If the installed system already has the copied installer source at
~/local/src/dubnium, check whether it is a Git checkout:
cd ~/local/src/dubnium
git rev-parse --is-inside-work-tree
If that fails, keep the snapshot as evidence and make room for a real checkout:
cd ~/local/src
mv dubnium dubnium-install-snapshot
If the source was copied elsewhere, use that path as the snapshot path in the commands below. If there were no install-time source edits to preserve, skip the snapshot and create the canonical checkout directly.
2. Create The Canonical Checkout
Clone the private Dubnium repo using the installed system’s normal operator credential path. Prefer SSH keys or an intentional short-lived HTTPS token; do not reuse live-installer credentials as a persistent access mechanism.
mkdir -p ~/local/src
git clone <dubnium-private-repo-url> ~/local/src/dubnium
cd ~/local/src/dubnium
git submodule update --init --recursive
If the installed machine should use a different source root, keep the same pattern: one normal Git checkout, and one preserved installer snapshot until the diff has been reconciled.
3. Bring Across Intentional Install Changes
Copy only the changes that should become repo state.
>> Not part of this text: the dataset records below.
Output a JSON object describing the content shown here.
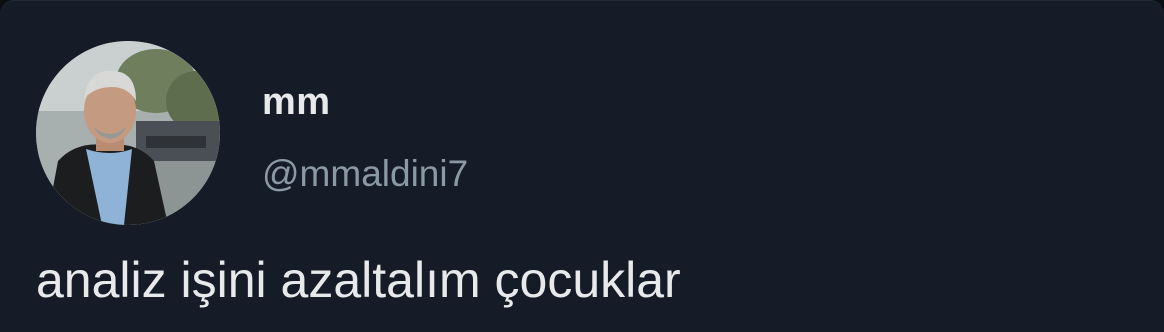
{
  "tweet": {
    "display_name": "mm",
    "handle": "@mmaldini7",
    "text": "analiz işini azaltalım çocuklar",
    "avatar_icon": "profile-photo-icon"
  },
  "colors": {
    "card_background": "#161c27",
    "primary_text": "#e7e9ea",
    "secondary_text": "#8b98a5"
  }
}
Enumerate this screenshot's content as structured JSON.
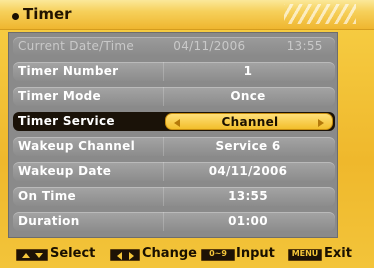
{
  "title": "Timer",
  "rows": [
    {
      "label": "Current Date/Time",
      "value": "04/11/2006          13:55",
      "state": "disabled"
    },
    {
      "label": "Timer Number",
      "value": "1",
      "state": "normal"
    },
    {
      "label": "Timer Mode",
      "value": "Once",
      "state": "normal"
    },
    {
      "label": "Timer Service",
      "value": "Channel",
      "state": "selected"
    },
    {
      "label": "Wakeup Channel",
      "value": "Service 6",
      "state": "normal"
    },
    {
      "label": "Wakeup Date",
      "value": "04/11/2006",
      "state": "normal"
    },
    {
      "label": "On Time",
      "value": "13:55",
      "state": "normal"
    },
    {
      "label": "Duration",
      "value": "01:00",
      "state": "normal"
    }
  ],
  "footer": {
    "select_label": "Select",
    "change_label": "Change",
    "input_key": "0~9",
    "input_label": "Input",
    "menu_key": "MENU",
    "exit_label": "Exit"
  },
  "colors": {
    "background": "#f4c63a",
    "panel": "#8a8a8a",
    "selected_row": "#1a1208",
    "selected_value": "#f2be2b"
  }
}
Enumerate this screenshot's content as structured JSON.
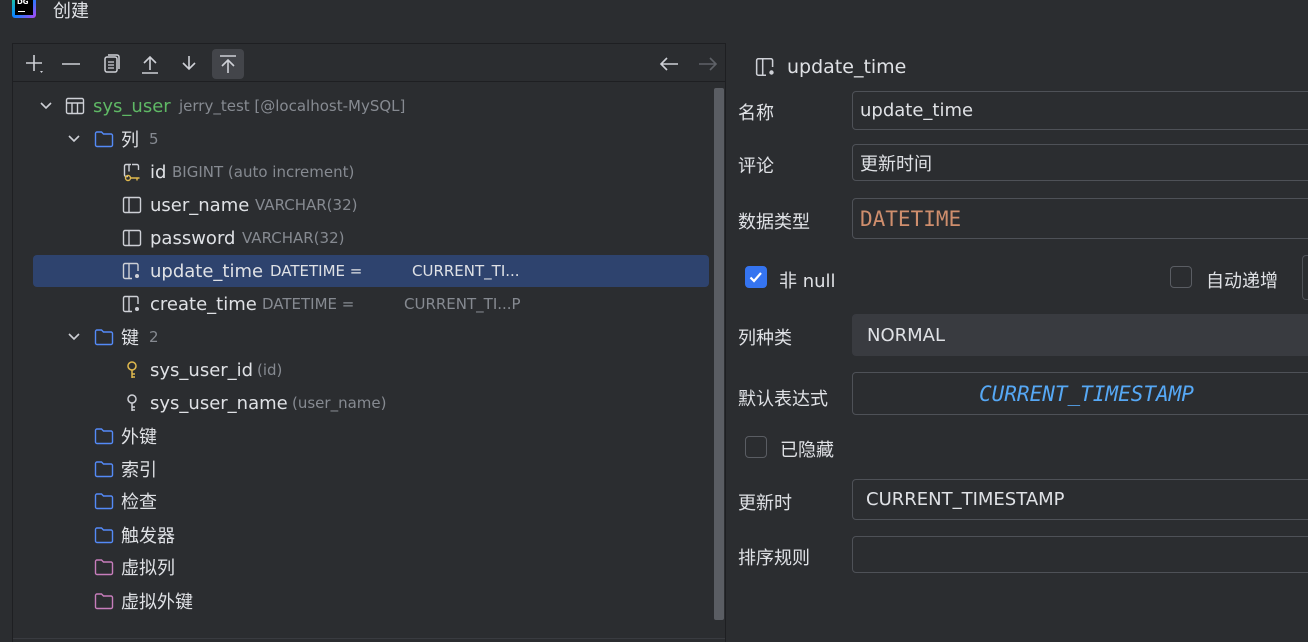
{
  "window": {
    "title": "创建",
    "logo_text": "DG"
  },
  "toolbar": {
    "icons": [
      "add-icon",
      "remove-icon",
      "duplicate-icon",
      "move-up-icon",
      "move-down-icon",
      "move-top-icon",
      "back-arrow-icon",
      "forward-arrow-icon"
    ]
  },
  "tree": {
    "table": {
      "name": "sys_user",
      "hint": "jerry_test [@localhost-MySQL]"
    },
    "columns_folder": {
      "label": "列",
      "count": "5"
    },
    "columns": [
      {
        "name": "id",
        "hint": "BIGINT (auto increment)"
      },
      {
        "name": "user_name",
        "hint": "VARCHAR(32)"
      },
      {
        "name": "password",
        "hint": "VARCHAR(32)"
      },
      {
        "name": "update_time",
        "hint": "DATETIME =",
        "default": "CURRENT_TI..."
      },
      {
        "name": "create_time",
        "hint": "DATETIME =",
        "default": "CURRENT_TI...P"
      }
    ],
    "keys_folder": {
      "label": "键",
      "count": "2"
    },
    "keys": [
      {
        "name": "sys_user_id",
        "hint": "(id)"
      },
      {
        "name": "sys_user_name",
        "hint": "(user_name)"
      }
    ],
    "folders": [
      "外键",
      "索引",
      "检查",
      "触发器",
      "虚拟列",
      "虚拟外键"
    ]
  },
  "properties": {
    "header": "update_time",
    "name_label": "名称",
    "name_value": "update_time",
    "comment_label": "评论",
    "comment_value": "更新时间",
    "type_label": "数据类型",
    "type_value": "DATETIME",
    "not_null_label": "非 null",
    "not_null_checked": true,
    "auto_inc_label": "自动递增",
    "auto_inc_checked": false,
    "kind_label": "列种类",
    "kind_value": "NORMAL",
    "default_label": "默认表达式",
    "default_value": "CURRENT_TIMESTAMP",
    "hidden_label": "已隐藏",
    "hidden_checked": false,
    "on_update_label": "更新时",
    "on_update_value": "CURRENT_TIMESTAMP",
    "collation_label": "排序规则",
    "collation_value": ""
  },
  "colors": {
    "background": "#2b2d30",
    "selection": "#2e436e",
    "table_name": "#5fb865",
    "folder_blue": "#548af7",
    "folder_purple": "#c77dbb",
    "type_value": "#cf8e6d",
    "expression": "#56a8f5",
    "key_gold": "#e0b94e",
    "checkbox_accent": "#3574f0"
  }
}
The most common first install candidate is the generated hardware config:
cp ~/local/src/dubnium-install-snapshot/hosts/workstation/hardware-configuration.nix \
hosts/workstation/hardware-configuration.nix
Review any optional host-local file before copying it. For example,
hosts/workstation/user.nix may be useful on the installed machine, but it
should be committed only if the repo is meant to carry that exact user policy.
For a broader comparison between the preserved snapshot and the canonical checkout:
diff -ruN \
~/local/src/dubnium-install-snapshot/hosts/workstation \
~/local/src/dubnium/hosts/workstation
Prefer copying specific files over bulk-syncing the snapshot into the checkout.
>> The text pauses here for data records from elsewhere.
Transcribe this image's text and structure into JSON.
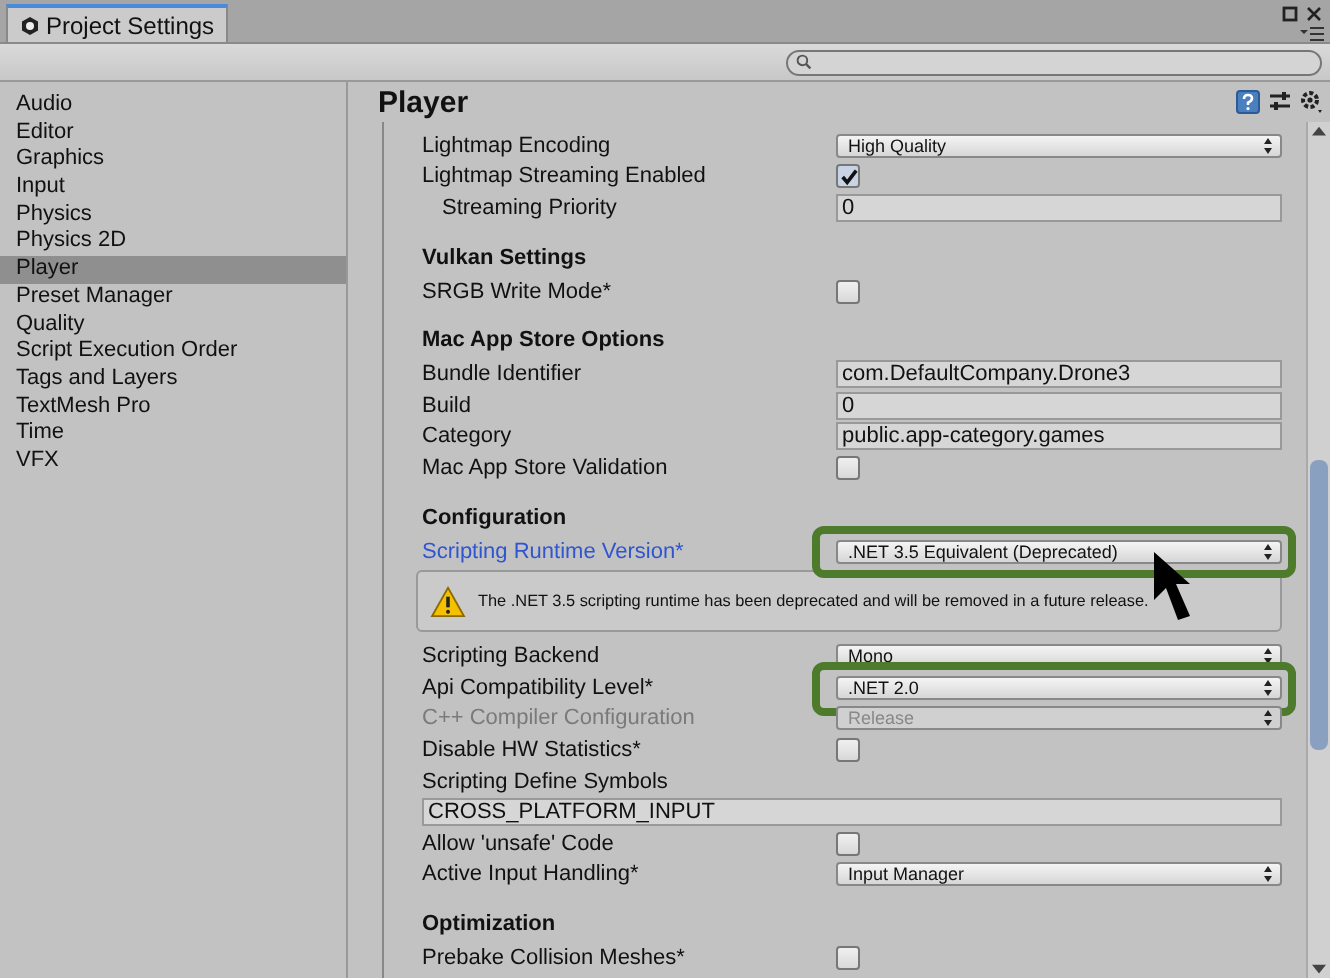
{
  "window": {
    "tab_title": "Project Settings"
  },
  "sidebar": {
    "items": [
      {
        "label": "Audio",
        "selected": false
      },
      {
        "label": "Editor",
        "selected": false
      },
      {
        "label": "Graphics",
        "selected": false
      },
      {
        "label": "Input",
        "selected": false
      },
      {
        "label": "Physics",
        "selected": false
      },
      {
        "label": "Physics 2D",
        "selected": false
      },
      {
        "label": "Player",
        "selected": true
      },
      {
        "label": "Preset Manager",
        "selected": false
      },
      {
        "label": "Quality",
        "selected": false
      },
      {
        "label": "Script Execution Order",
        "selected": false
      },
      {
        "label": "Tags and Layers",
        "selected": false
      },
      {
        "label": "TextMesh Pro",
        "selected": false
      },
      {
        "label": "Time",
        "selected": false
      },
      {
        "label": "VFX",
        "selected": false
      }
    ]
  },
  "panel": {
    "title": "Player",
    "sections": [
      {
        "rows": [
          {
            "kind": "dropdown",
            "label": "Lightmap Encoding",
            "value": "High Quality",
            "disabled": false,
            "highlighted": false,
            "emphasized": false
          },
          {
            "kind": "checkbox",
            "label": "Lightmap Streaming Enabled",
            "checked": true,
            "disabled": false,
            "highlighted": false,
            "emphasized": false,
            "children": [
              {
                "kind": "field",
                "label": "Streaming Priority",
                "value": "0",
                "disabled": false,
                "highlighted": false,
                "emphasized": false
              }
            ]
          }
        ]
      },
      {
        "title": "Vulkan Settings",
        "rows": [
          {
            "kind": "checkbox",
            "label": "SRGB Write Mode*",
            "checked": false,
            "disabled": false,
            "highlighted": false,
            "emphasized": false
          }
        ]
      },
      {
        "title": "Mac App Store Options",
        "rows": [
          {
            "kind": "field",
            "label": "Bundle Identifier",
            "value": "com.DefaultCompany.Drone3",
            "disabled": false,
            "highlighted": false,
            "emphasized": false
          },
          {
            "kind": "field",
            "label": "Build",
            "value": "0",
            "disabled": false,
            "highlighted": false,
            "emphasized": false
          },
          {
            "kind": "field",
            "label": "Category",
            "value": "public.app-category.games",
            "disabled": false,
            "highlighted": false,
            "emphasized": false
          },
          {
            "kind": "checkbox",
            "label": "Mac App Store Validation",
            "checked": false,
            "disabled": false,
            "highlighted": false,
            "emphasized": false
          }
        ]
      },
      {
        "title": "Configuration",
        "rows": [
          {
            "kind": "dropdown",
            "label": "Scripting Runtime Version*",
            "value": ".NET 3.5 Equivalent (Deprecated)",
            "disabled": false,
            "highlighted": true,
            "emphasized": true
          },
          {
            "kind": "warning",
            "text": "The .NET 3.5 scripting runtime has been deprecated and will be removed in a future release."
          },
          {
            "kind": "dropdown",
            "label": "Scripting Backend",
            "value": "Mono",
            "disabled": false,
            "highlighted": false,
            "emphasized": false
          },
          {
            "kind": "dropdown",
            "label": "Api Compatibility Level*",
            "value": ".NET 2.0",
            "disabled": false,
            "highlighted": true,
            "emphasized": false
          },
          {
            "kind": "dropdown",
            "label": "C++ Compiler Configuration",
            "value": "Release",
            "disabled": true,
            "highlighted": false,
            "emphasized": false
          },
          {
            "kind": "checkbox",
            "label": "Disable HW Statistics*",
            "checked": false,
            "disabled": false,
            "highlighted": false,
            "emphasized": false
          },
          {
            "kind": "wide-field",
            "label": "Scripting Define Symbols",
            "value": "CROSS_PLATFORM_INPUT",
            "disabled": false,
            "highlighted": false,
            "emphasized": false
          },
          {
            "kind": "checkbox",
            "label": "Allow 'unsafe' Code",
            "checked": false,
            "disabled": false,
            "highlighted": false,
            "emphasized": false
          },
          {
            "kind": "dropdown",
            "label": "Active Input Handling*",
            "value": "Input Manager",
            "disabled": false,
            "highlighted": false,
            "emphasized": false
          }
        ]
      },
      {
        "title": "Optimization",
        "rows": [
          {
            "kind": "checkbox",
            "label": "Prebake Collision Meshes*",
            "checked": false,
            "disabled": false,
            "highlighted": false,
            "emphasized": false
          }
        ]
      }
    ]
  }
}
4. Review, Test, Commit, Push
From the canonical checkout:
git status --short
git diff -- hosts/workstation modules docs
nix --extra-experimental-features 'nix-command flakes' \
eval .#nixosConfigurations.workstation.config.networking.hostName
git add hosts/workstation/hardware-configuration.nix
git commit -m "Record workstation hardware configuration"
git push
Use a broader validation command when the reconciled change touches modules, services, or shared policy. If evaluation or rebuild fails, keep the snapshot and the Git checkout separate until the failure is understood.
5. Rebuild From The Canonical Checkout
After the change is committed or intentionally kept as local-only state, rebuild from the normal checkout rather than the installer snapshot:
sudo nixos-rebuild switch --flake ~/local/src/dubnium#workstation
Once the canonical checkout has the needed changes and the system rebuilds from it, the preserved install snapshot can be archived or deleted.